Embodied Cognition, Enattivismo, Embodied Artificial Intelligence, Cognizione incarnata, Easy and Hard Problem of Consciousness

Abstract

L’articolo analizza il paradigma dellEmbodied Cognition come svolta epistemologica nelle scienze cognitive e come quadro teorico capace di ridefinire i presupposti della conoscenza, della coscienza e della formazione. In contrapposizione ai modelli cognitivisti classici e computazionali, la cognizione incarnata viene interpretata come un processo emergente, relazionale e storicamente situato, che scaturisce dall’interazione dinamica tra corpo, ambiente e azione. A partire dal contributo dell’enattivismo e della teoria dell’autopoiesi di Maturana e Varela, l’articolo approfondisce una concezione radicale dell’embodiment, nella quale soggetto e mondo co-emergono all’interno di pratiche incarnate, superando la dicotomia tra rappresentazione interna e realtà esterna pre-data. Particolare attenzione è rivolta al problema della coscienza, affrontato attraverso il dialogo tra neuroscienze, fenomenologia ed epistemologia. La distinzione tra easy problem e hard problem della coscienza consente di evidenziare i limiti delle spiegazioni puramente funzionalistiche e computazionali, sostenendo la necessità di integrare descrizioni in terza persona con l’esperienza vissuta in prima persona.

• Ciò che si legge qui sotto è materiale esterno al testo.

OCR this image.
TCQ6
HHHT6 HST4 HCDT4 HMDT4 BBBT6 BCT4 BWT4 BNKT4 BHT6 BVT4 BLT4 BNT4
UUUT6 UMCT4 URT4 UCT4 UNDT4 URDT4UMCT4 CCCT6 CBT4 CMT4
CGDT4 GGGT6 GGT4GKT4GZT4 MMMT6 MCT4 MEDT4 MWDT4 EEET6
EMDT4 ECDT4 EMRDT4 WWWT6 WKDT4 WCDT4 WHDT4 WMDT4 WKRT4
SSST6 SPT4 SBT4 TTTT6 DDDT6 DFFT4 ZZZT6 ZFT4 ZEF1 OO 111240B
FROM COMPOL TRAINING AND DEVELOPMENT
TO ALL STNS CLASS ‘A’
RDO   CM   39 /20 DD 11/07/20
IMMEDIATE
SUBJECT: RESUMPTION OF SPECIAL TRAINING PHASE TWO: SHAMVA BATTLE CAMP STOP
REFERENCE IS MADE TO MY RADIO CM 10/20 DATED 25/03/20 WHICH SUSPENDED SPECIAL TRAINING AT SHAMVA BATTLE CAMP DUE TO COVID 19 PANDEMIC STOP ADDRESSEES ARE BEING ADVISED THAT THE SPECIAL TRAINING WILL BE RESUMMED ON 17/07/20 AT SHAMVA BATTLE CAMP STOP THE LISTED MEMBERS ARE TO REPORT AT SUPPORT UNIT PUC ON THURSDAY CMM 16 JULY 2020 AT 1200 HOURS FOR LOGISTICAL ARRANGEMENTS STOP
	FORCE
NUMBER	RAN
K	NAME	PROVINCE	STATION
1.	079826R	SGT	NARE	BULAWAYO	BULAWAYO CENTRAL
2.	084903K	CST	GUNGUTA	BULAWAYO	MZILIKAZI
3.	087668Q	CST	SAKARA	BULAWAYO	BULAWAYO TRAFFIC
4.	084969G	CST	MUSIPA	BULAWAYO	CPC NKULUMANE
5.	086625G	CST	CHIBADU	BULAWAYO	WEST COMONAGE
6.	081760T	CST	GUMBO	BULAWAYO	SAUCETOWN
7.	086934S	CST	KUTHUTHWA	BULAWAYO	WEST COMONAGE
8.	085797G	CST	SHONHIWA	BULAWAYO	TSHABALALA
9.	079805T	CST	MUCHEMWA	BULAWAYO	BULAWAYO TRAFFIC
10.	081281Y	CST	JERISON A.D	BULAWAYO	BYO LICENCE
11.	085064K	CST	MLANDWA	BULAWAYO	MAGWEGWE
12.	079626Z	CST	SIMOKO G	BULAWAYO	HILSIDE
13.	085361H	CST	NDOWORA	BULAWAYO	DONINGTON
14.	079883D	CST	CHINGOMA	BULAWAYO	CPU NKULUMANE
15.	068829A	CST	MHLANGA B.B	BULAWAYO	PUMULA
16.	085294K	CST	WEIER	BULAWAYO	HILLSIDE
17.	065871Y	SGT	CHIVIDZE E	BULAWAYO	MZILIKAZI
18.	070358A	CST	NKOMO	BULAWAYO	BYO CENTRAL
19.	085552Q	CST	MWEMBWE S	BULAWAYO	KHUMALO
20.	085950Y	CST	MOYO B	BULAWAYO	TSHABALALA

In questa prospettiva, la neurofenomenologia viene proposta come metodologia epistemologicamente rigorosa per comprendere l’emergere della coscienza come fenomeno dinamico e incarnato. L’articolo esplora inoltre il ruolo costitutivo dell’affettività e della temporalità nei processi cognitivi, mostrando come emozioni, memoria e anticipazione contribuiscano alla costruzione del significato e alla storicità del sapere. Il dibattito sullEmbodied Artificial Intelligence viene infine utilizzato come banco di prova concettuale per mettere in luce i limiti strutturali dell’intelligenza artificiale contemporanea, in particolare l’assenza di autopoiesi, vulnerabilità esistenziale e continuità ontogenetica. L’Embodied Cognition, in sintesi, rappresenta un orizzonte epistemologico aperto e riflessivo, capace di integrare dimensioni biologiche, fenomenologiche e culturali. Tale prospettiva offre ricadute significative in ambito pedagogico e didattico suggerendo modelli di apprendimento fondati sull’esperienza, sull’azione e sulla costruzione condivisa del senso, promuovendo una concezione della conoscenza come processo incarnato, situato e trasformativo.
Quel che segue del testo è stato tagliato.